What a precis is, the rules, the one-third length target, the step method, and two worked examples
A precis is a short, faithful summary of a longer passage, written in your own words, that keeps every essential idea and drops everything inessential. The skill being tested is compression without distortion. You must say what the author said, only shorter.
| A precis is | A precis is not |
|---|---|
| A condensed version of the whole passage | A reply, comment or criticism of it |
| In your own words | A string of sentences copied from the original |
| In one connected paragraph | A list of bullet points |
| Neutral, reporting the author's view | A place for your own opinion |
| Reduced to about one-third the length | A loose summary of any length you like |
You are usually asked to state the word count. Count honestly and write the figure at the end, for example "(98 words)". Do not under-report. Train yourself to estimate by counting the words in your first two lines and multiplying.

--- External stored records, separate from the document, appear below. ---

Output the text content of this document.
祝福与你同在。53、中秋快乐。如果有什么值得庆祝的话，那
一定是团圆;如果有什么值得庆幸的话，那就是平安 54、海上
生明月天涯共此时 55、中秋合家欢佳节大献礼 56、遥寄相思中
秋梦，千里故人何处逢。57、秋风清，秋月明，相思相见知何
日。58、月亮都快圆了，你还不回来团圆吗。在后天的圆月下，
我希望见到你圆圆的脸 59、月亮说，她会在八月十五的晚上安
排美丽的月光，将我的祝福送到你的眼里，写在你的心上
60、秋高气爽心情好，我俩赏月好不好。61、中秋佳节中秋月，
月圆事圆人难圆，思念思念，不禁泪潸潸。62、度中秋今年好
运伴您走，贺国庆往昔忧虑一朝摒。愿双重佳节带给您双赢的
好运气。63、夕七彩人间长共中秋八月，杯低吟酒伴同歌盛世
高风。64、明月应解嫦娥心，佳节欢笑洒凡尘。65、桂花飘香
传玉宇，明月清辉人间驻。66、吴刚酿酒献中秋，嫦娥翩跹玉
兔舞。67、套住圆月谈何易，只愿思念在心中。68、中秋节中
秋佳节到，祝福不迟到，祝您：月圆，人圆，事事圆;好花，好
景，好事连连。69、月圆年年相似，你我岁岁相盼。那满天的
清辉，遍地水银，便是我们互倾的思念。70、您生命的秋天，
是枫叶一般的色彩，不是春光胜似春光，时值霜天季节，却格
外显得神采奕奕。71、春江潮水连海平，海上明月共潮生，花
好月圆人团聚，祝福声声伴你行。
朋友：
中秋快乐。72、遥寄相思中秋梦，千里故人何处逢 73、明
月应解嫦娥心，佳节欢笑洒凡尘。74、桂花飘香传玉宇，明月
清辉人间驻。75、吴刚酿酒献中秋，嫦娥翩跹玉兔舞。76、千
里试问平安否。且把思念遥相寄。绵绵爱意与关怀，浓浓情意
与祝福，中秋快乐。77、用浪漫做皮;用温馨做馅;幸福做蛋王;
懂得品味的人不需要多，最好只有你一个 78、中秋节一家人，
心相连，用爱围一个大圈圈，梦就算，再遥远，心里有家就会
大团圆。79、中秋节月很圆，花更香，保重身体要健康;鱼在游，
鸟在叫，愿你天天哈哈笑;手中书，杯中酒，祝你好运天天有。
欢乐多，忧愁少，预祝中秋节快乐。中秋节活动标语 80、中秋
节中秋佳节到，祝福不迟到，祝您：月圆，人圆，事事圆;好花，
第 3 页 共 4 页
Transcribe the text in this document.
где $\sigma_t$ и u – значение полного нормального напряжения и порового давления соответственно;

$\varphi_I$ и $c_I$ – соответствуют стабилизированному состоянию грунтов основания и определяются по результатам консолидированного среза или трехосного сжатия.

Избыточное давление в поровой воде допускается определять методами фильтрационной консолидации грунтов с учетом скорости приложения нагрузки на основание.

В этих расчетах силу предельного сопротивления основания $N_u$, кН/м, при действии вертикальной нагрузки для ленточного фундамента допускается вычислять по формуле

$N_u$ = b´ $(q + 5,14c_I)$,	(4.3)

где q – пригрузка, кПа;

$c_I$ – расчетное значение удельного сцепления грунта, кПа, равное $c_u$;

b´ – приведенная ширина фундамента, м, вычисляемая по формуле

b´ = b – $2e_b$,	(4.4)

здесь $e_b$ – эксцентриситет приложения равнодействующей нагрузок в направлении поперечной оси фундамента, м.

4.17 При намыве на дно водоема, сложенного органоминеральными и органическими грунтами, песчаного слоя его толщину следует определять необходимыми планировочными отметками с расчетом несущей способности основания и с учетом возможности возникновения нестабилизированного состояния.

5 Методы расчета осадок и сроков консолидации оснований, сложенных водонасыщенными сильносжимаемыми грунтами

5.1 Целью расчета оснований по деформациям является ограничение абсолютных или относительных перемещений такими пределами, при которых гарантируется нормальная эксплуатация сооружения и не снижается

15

| Long form | Short form |
|---|---|
| in the event that | if |
| due to the fact that | because |
| at this point in time | now |
| a large number of | many |
| in spite of the fact that | although |
| with reference to | about |
| make a decision | decide |
| give consideration to | consider |
Disaster management in India has undergone a quiet but important change of emphasis. For a long time the system was built around relief: when a flood or a cyclone struck, money and material were rushed to the affected districts, camps were opened, and the damage was tallied afterwards. This response was humane and necessary, yet it was always a step behind the event. It treated each disaster as a sudden misfortune to be cleaned up rather than as a recurring risk to be reduced. The cost of this approach was high, because the same low-lying settlements were flooded year after year and the same fragile structures collapsed in every tremor.
The newer thinking places prevention and preparedness before relief. It asks why a hazard becomes a disaster at all, and it finds the answer less in the natural event than in human choices: where people are allowed to build, how strictly safety codes are followed, whether warnings reach the vulnerable in time, and whether communities have rehearsed what to do. A cyclone of the same strength may kill thousands in one decade and only a handful in the next, not because the storm changed but because forecasting improved, shelters were built, and evacuation was practised.
This shift does not make relief unnecessary; disasters will still strike and the injured will still need help. But it reframes the goal. The measure of success is no longer how quickly aid arrives after the event, but how much the harm has been prevented before it. A mature system invests in the unglamorous work of mapping risk, enforcing building rules and training local volunteers, knowing that the lives saved this way are real even though they can never be counted by name.
Title: From Relief to Prevention in Disaster Management
Indian disaster management has shifted its emphasis. The older system concentrated on relief after a flood or cyclone, which was humane but reactive and costly, since the same vulnerable places suffered repeatedly. Newer thinking puts prevention and preparedness first, recognising that a hazard turns into a disaster largely through human choices about where people build, how safety codes are enforced, and whether warnings and evacuation are practised. Improved forecasting, shelters and drills can sharply reduce deaths from a storm of unchanged strength. Relief remains necessary, but success is now judged by the harm prevented rather than the speed of aid. (101 words)
The relationship between security and liberty is often presented as a simple trade-off, as though a society could buy more of one only by selling some of the other. On this view, every camera installed, every record kept and every power granted to the state is a small payment of freedom in exchange for safety. There is some truth in the image, for unchecked surveillance can indeed narrow the space in which citizens think and speak freely. Yet the trade-off framing is also misleading, because security and liberty are not always opposed. A person who fears violence is not free in any meaningful sense; the woman who cannot walk home at night and the trader who must pay protection money have lost liberties that no constitution can restore to them. A reasonable measure of security is therefore a condition of liberty, not its enemy.
The real question is not how much liberty to surrender but how power is to be controlled. Powers that are necessary become dangerous only when they are unaccountable: when no one knows what is collected, no judge reviews it, and no citizen can challenge its misuse. The same power, hedged by clear law, open rules and independent oversight, can protect freedom rather than threaten it. The mistake is to treat the choice as one of quantity, more security against less liberty, when it is really one of design. A well-designed system can deliver both; a badly designed one can destroy both at once, leaving citizens neither safe nor free.
Title: Security and Liberty as a Question of Design
Security and liberty are commonly seen as a trade-off, where gaining one means losing the other. This is partly true, since unchecked surveillance can narrow free thought and speech. But it is misleading, because the fear of violence is itself a loss of liberty, so reasonable security is a condition of freedom rather than its enemy. The real issue is not the quantity of liberty surrendered but the control of power, which becomes dangerous only when unaccountable. With clear law and oversight the same power can protect freedom; poor design destroys both. (91 words)
Take any of the passages in comprehension practice set 1 or comprehension practice set 2 and write a one-third precis of each. Then compress an editorial from a newspaper to one-third and check that you lost no essential point.